Em 18 de novembro, o governo brasileiro divulgou um valor preliminar para o desmatamento da Amazônia de “2019”, o que se refere ao período de agosto de 2018 a julho de 2019. Os números mostram um aumento de 29,5% em relação ao ano anterior, com um total de 9762 km² desmatado neste período, mais do que o dobro da taxa quando o famoso declínio do desmatamento no Brasil terminou em 2012.
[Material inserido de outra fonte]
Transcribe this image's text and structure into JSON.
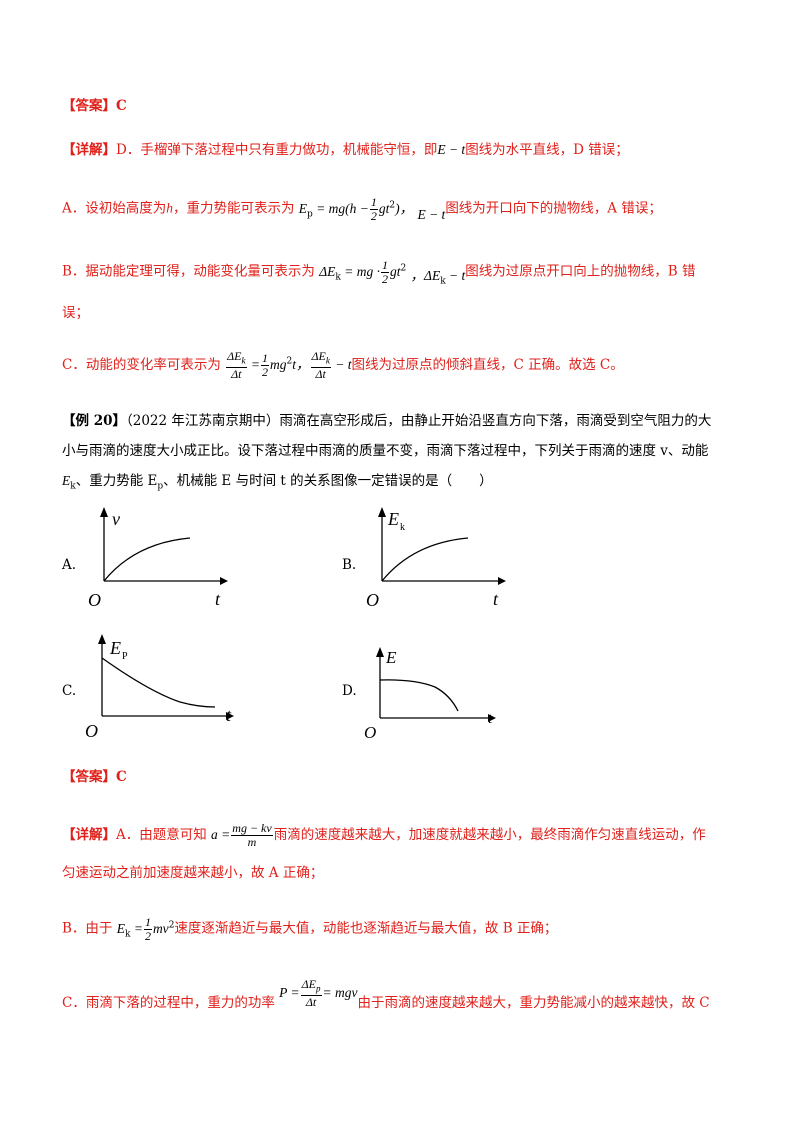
{
  "answer1": {
    "label": "【答案】",
    "value": "C"
  },
  "detail1": {
    "label": "【详解】",
    "d_text_a": "D．手榴弹下落过程中只有重力做功，机械能守恒，即",
    "d_math": "E − t",
    "d_text_b": "图线为水平直线，D 错误；",
    "a_text_a": "A．设初始高度为",
    "a_var_h": "h",
    "a_text_b": "，重力势能可表示为",
    "a_math_pre": "E",
    "a_math_sub": "p",
    "a_math_mid": " = mg(h −",
    "a_frac_num": "1",
    "a_frac_den": "2",
    "a_math_post": "gt",
    "a_math_sup": "2",
    "a_math_end": ")，",
    "a_math2": "E − t",
    "a_text_c": "图线为开口向下的抛物线，A 错误；",
    "b_text_a": "B．据动能定理可得，动能变化量可表示为",
    "b_math_pre": "ΔE",
    "b_math_sub": "k",
    "b_math_mid": " = mg ·",
    "b_frac_num": "1",
    "b_frac_den": "2",
    "b_math_post": "gt",
    "b_math_sup": "2",
    "b_math2_pre": "，ΔE",
    "b_math2_sub": "k",
    "b_math2_post": " − t",
    "b_text_b": "图线为过原点开口向上的抛物线，B 错",
    "b_text_c": "误；",
    "c_text_a": "C．动能的变化率可表示为",
    "c_frac1_num": "ΔE",
    "c_frac1_num_sub": "k",
    "c_frac1_den": "Δt",
    "c_eq": " =",
    "c_frac2_num": "1",
    "c_frac2_den": "2",
    "c_math_post": "mg",
    "c_math_sup": "2",
    "c_math_t": "t，",
    "c_frac3_num": "ΔE",
    "c_frac3_num_sub": "k",
    "c_frac3_den": "Δt",
    "c_math_t2": " − t",
    "c_text_b": "图线为过原点的倾斜直线，C 正确。故选 C。"
  },
  "example": {
    "label": "【例 20】",
    "line1": "（2022 年江苏南京期中）雨滴在高空形成后，由静止开始沿竖直方向下落，雨滴受到空气阻力的大",
    "line2": "小与雨滴的速度大小成正比。设下落过程中雨滴的质量不变，雨滴下落过程中，下列关于雨滴的速度 v、动能",
    "line3": "E",
    "line3_sub": "k",
    "line3_b": "、重力势能 E",
    "line3_sub2": "p",
    "line3_c": "、机械能 E 与时间 t 的关系图像一定错误的是（　　）"
  },
  "options": {
    "A": {
      "letter": "A.",
      "ylabel": "v",
      "ysub": "",
      "xlabel": "t",
      "origin": "O"
    },
    "B": {
      "letter": "B.",
      "ylabel": "E",
      "ysub": "k",
      "xlabel": "t",
      "origin": "O"
    },
    "C": {
      "letter": "C.",
      "ylabel": "E",
      "ysub": "P",
      "xlabel": "t",
      "origin": "O"
    },
    "D": {
      "letter": "D.",
      "ylabel": "E",
      "ysub": "",
      "xlabel": "t",
      "origin": "O"
    }
  },
  "answer2": {
    "label": "【答案】",
    "value": "C"
  },
  "detail2": {
    "label": "【详解】",
    "a_text_a": "A．由题意可知",
    "a_lhs": "a =",
    "a_num": "mg − kv",
    "a_den": "m",
    "a_text_b": "雨滴的速度越来越大，加速度就越来越小，最终雨滴作匀速直线运动，作",
    "a_text_c": "匀速运动之前加速度越来越小，故 A 正确；",
    "b_text_a": "B．由于",
    "b_lhs": "E",
    "b_lhs_sub": "k",
    "b_eq": " =",
    "b_num": "1",
    "b_den": "2",
    "b_post": "mv",
    "b_sup": "2",
    "b_text_b": "速度逐渐趋近与最大值，动能也逐渐趋近与最大值，故 B 正确；",
    "c_text_a": "C．雨滴下落的过程中，重力的功率",
    "c_lhs": "P =",
    "c_num": "ΔE",
    "c_num_sub": "p",
    "c_den": "Δt",
    "c_post": "= mgv",
    "c_text_b": "由于雨滴的速度越来越大，重力势能减小的越来越快，故 C"
  }
}
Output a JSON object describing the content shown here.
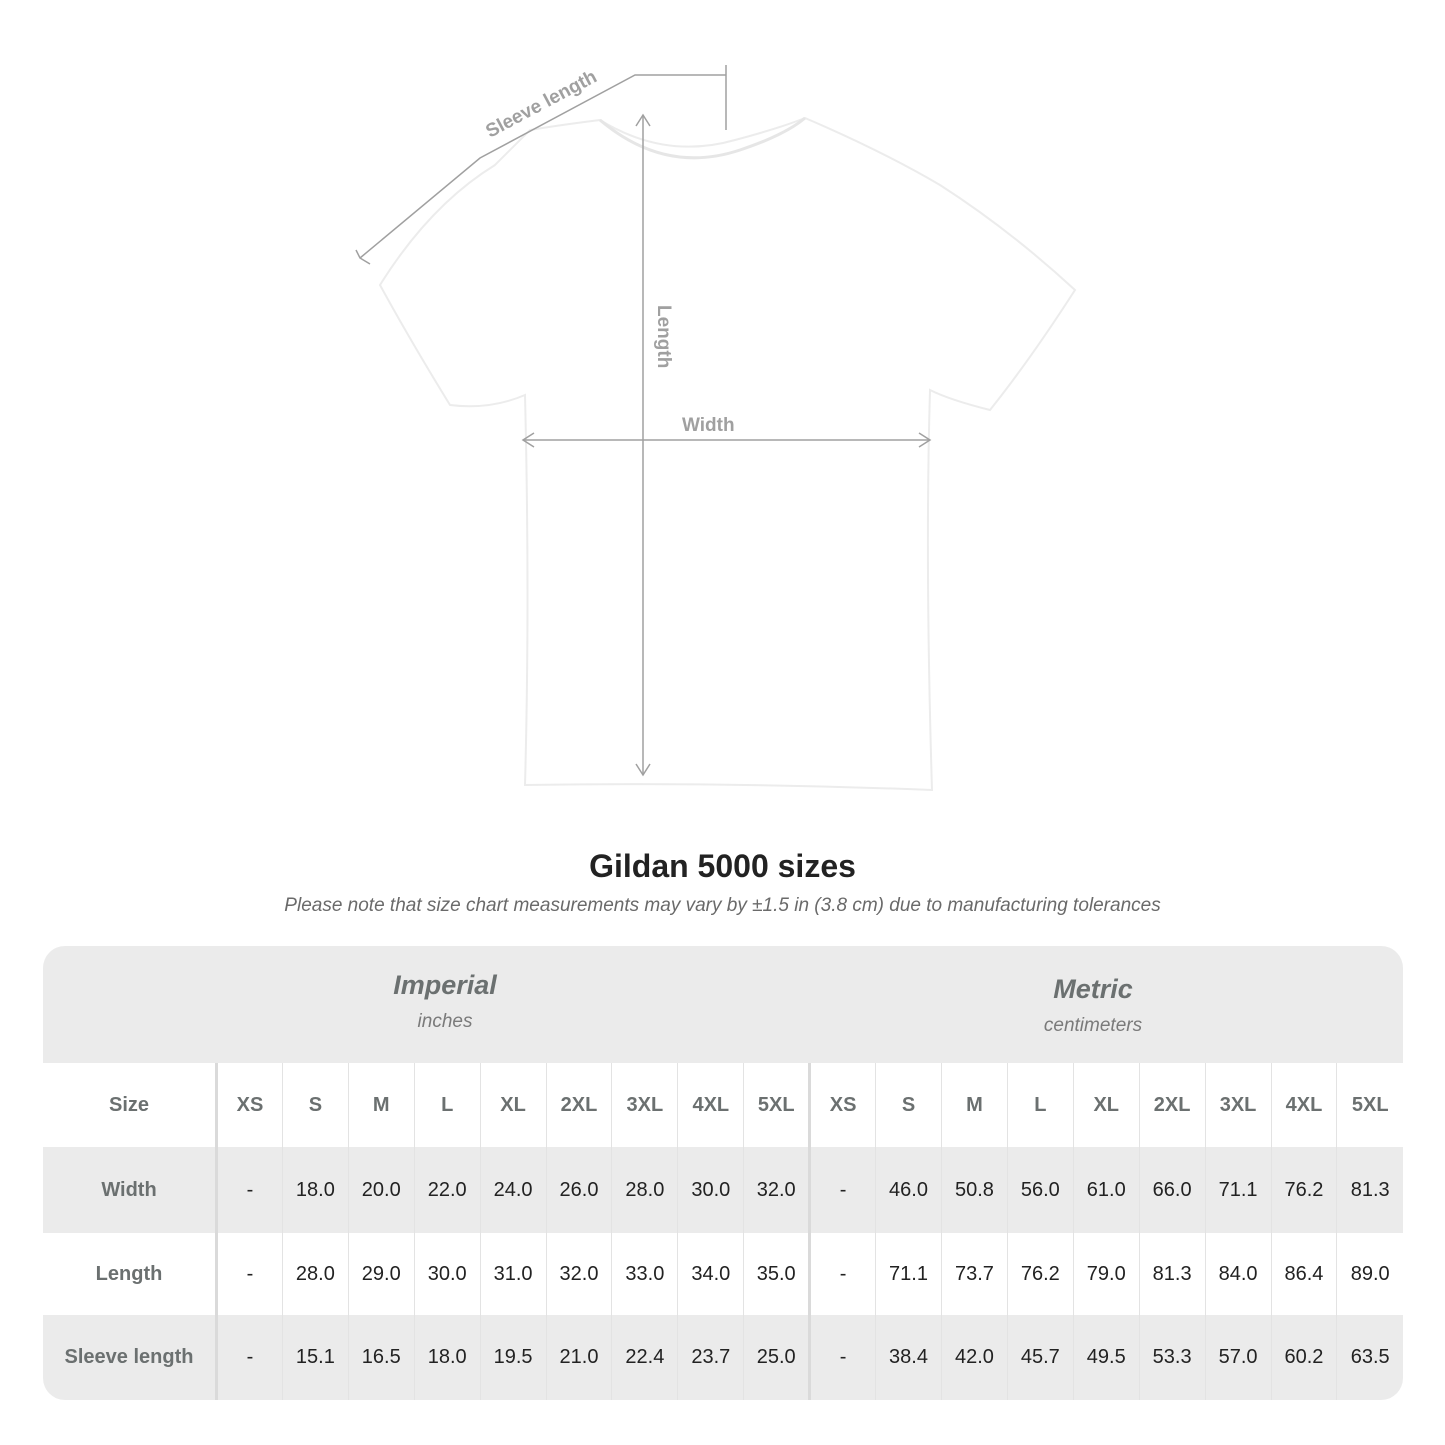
{
  "diagram": {
    "labels": {
      "sleeve": "Sleeve length",
      "length": "Length",
      "width": "Width"
    },
    "line_color": "#a0a0a0"
  },
  "title": "Gildan 5000 sizes",
  "subtitle": "Please note that size chart measurements may vary by ±1.5 in (3.8 cm) due to manufacturing tolerances",
  "table": {
    "imperial": {
      "name": "Imperial",
      "unit": "inches"
    },
    "metric": {
      "name": "Metric",
      "unit": "centimeters"
    },
    "size_label": "Size",
    "sizes": [
      "XS",
      "S",
      "M",
      "L",
      "XL",
      "2XL",
      "3XL",
      "4XL",
      "5XL"
    ],
    "rows": [
      {
        "label": "Width",
        "imperial": [
          "-",
          "18.0",
          "20.0",
          "22.0",
          "24.0",
          "26.0",
          "28.0",
          "30.0",
          "32.0"
        ],
        "metric": [
          "-",
          "46.0",
          "50.8",
          "56.0",
          "61.0",
          "66.0",
          "71.1",
          "76.2",
          "81.3"
        ]
      },
      {
        "label": "Length",
        "imperial": [
          "-",
          "28.0",
          "29.0",
          "30.0",
          "31.0",
          "32.0",
          "33.0",
          "34.0",
          "35.0"
        ],
        "metric": [
          "-",
          "71.1",
          "73.7",
          "76.2",
          "79.0",
          "81.3",
          "84.0",
          "86.4",
          "89.0"
        ]
      },
      {
        "label": "Sleeve length",
        "imperial": [
          "-",
          "15.1",
          "16.5",
          "18.0",
          "19.5",
          "21.0",
          "22.4",
          "23.7",
          "25.0"
        ],
        "metric": [
          "-",
          "38.4",
          "42.0",
          "45.7",
          "49.5",
          "53.3",
          "57.0",
          "60.2",
          "63.5"
        ]
      }
    ],
    "header_bg": "#ebebeb",
    "label_color": "#6b7070"
  }
}
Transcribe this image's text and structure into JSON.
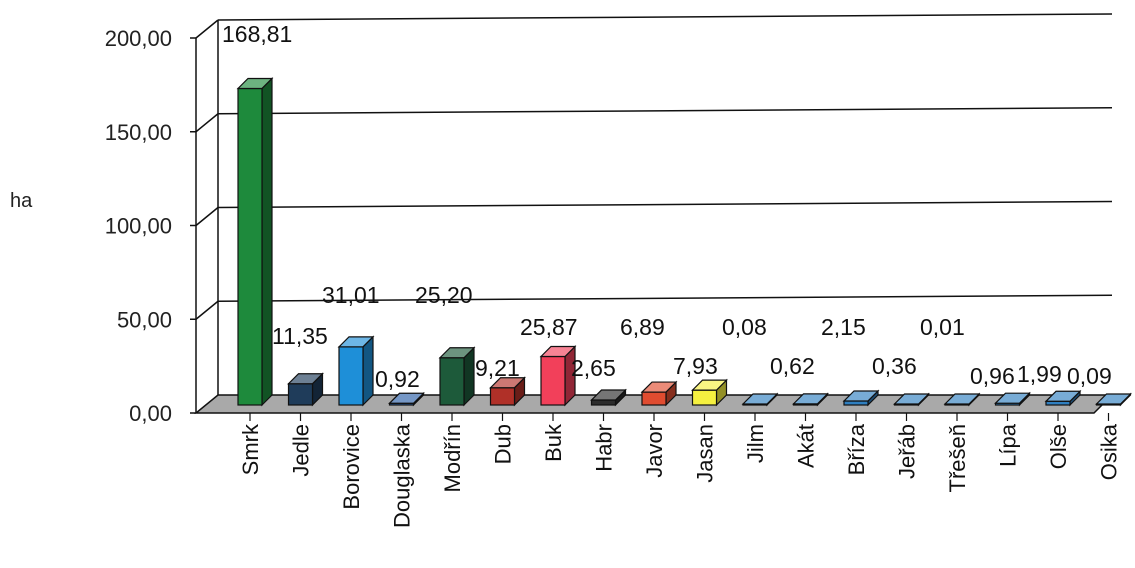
{
  "chart_data": {
    "type": "bar",
    "title": "",
    "xlabel": "",
    "ylabel": "ha",
    "ylim": [
      0,
      200
    ],
    "y_ticks": [
      "0,00",
      "50,00",
      "100,00",
      "150,00",
      "200,00"
    ],
    "grid": true,
    "categories": [
      "Smrk",
      "Jedle",
      "Borovice",
      "Douglaska",
      "Modřín",
      "Dub",
      "Buk",
      "Habr",
      "Javor",
      "Jasan",
      "Jilm",
      "Akát",
      "Bříza",
      "Jeřáb",
      "Třešeň",
      "Lípa",
      "Olše",
      "Osika"
    ],
    "values": [
      168.81,
      11.35,
      31.01,
      0.92,
      25.2,
      9.21,
      25.87,
      2.65,
      6.89,
      7.93,
      0.08,
      0.62,
      2.15,
      0.36,
      0.01,
      0.96,
      1.99,
      0.09
    ],
    "value_labels": [
      "168,81",
      "11,35",
      "31,01",
      "0,92",
      "25,20",
      "9,21",
      "25,87",
      "2,65",
      "6,89",
      "7,93",
      "0,08",
      "0,62",
      "2,15",
      "0,36",
      "0,01",
      "0,96",
      "1,99",
      "0,09"
    ],
    "colors": [
      "#1e8a3c",
      "#1f3c5a",
      "#1e8fd8",
      "#2a5fa8",
      "#1d5a3a",
      "#b03028",
      "#f2405a",
      "#2c2c2c",
      "#e04c30",
      "#f5f040",
      "#2f7fc0",
      "#2f7fc0",
      "#2f7fc0",
      "#2f7fc0",
      "#2f7fc0",
      "#2f7fc0",
      "#2f7fc0",
      "#2f7fc0"
    ]
  }
}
O anúncio foi feito em conjunto pelos Ministros da Ciência e Tecnologia e do Meio Ambiente, com o último, o Ministro Ricardo Salles, alegando que os números indicam que o governo de Jair Bolsonaro, que assumiu o cargo presidencial em janeiro de 2019, não resultou em um aumento nas taxas de desmatamento. Ele argumentou que o aumento do corrente ano é apenas parte da tendência de alta que se mantém desde o ponto mais baixo de 2012. Uma versão anterior em inglês deste texto foi publicada pela Mongabay.
Infelizmente, o aumento do desmatamento em 2019 pode, sim, ser atribuído ao governo Bolsonaro, apesar da sequência de mudanças na taxa de desmatamento ao longo dos anos desde 2012 ter se aproximado do aumento percentual recorde de 2019 duas vezes (em 2013 e 2016). Embora o aumento percentual deste ano seja apenas ligeiramente superior aos dos dois anos com percentuais semelhantes, deve-se lembrar que os dados do PRODES divulgados em 18 de novembro cobrem apenas o ano até 31 de julho, e a taxa de desmatamento nos meses seguintes explodiu até níveis muito acima dos mesmos meses do ano anterior: em agosto, a taxa de desmatamento foi 222% acima do valor de 2018 e o valor de setembro foi 96% maior.
Essa parte do “efeito Bolsonaro” só será refletida nos dados do programa PRODES, do Instituto Nacional de Pesquisas Espaciais (INPE), quando os números para “2020” forem divulgados daqui a um ano.
Os aumentos do desmatamento e do fogo são resultados da constante retórica anti-ambiental e das ações concretas no desmantelamento das agências ambientais do país e na suspensão efetiva de multas por desmatamentos ilegais. A retórica e os retrocessos institucionais foram documentados em detalhes em um artigo publicado revista Environmental Conservation e disponível em português no site da Amazônia Real.
O discurso do Presidente e do seu Ministro do Meio Ambiente sugere repetidamente que as leis ambientais podem ser violadas impunemente. Foi enviada uma mensagem clara de que não haverá consequências para essas violações quando os Ministros do Meio Ambiente e da Agricultura visitaram uma plantação ilegal de soja em uma área indígena no Mato Grosso, onde posaram para fotografias com as máquinas e elogiaram a operação.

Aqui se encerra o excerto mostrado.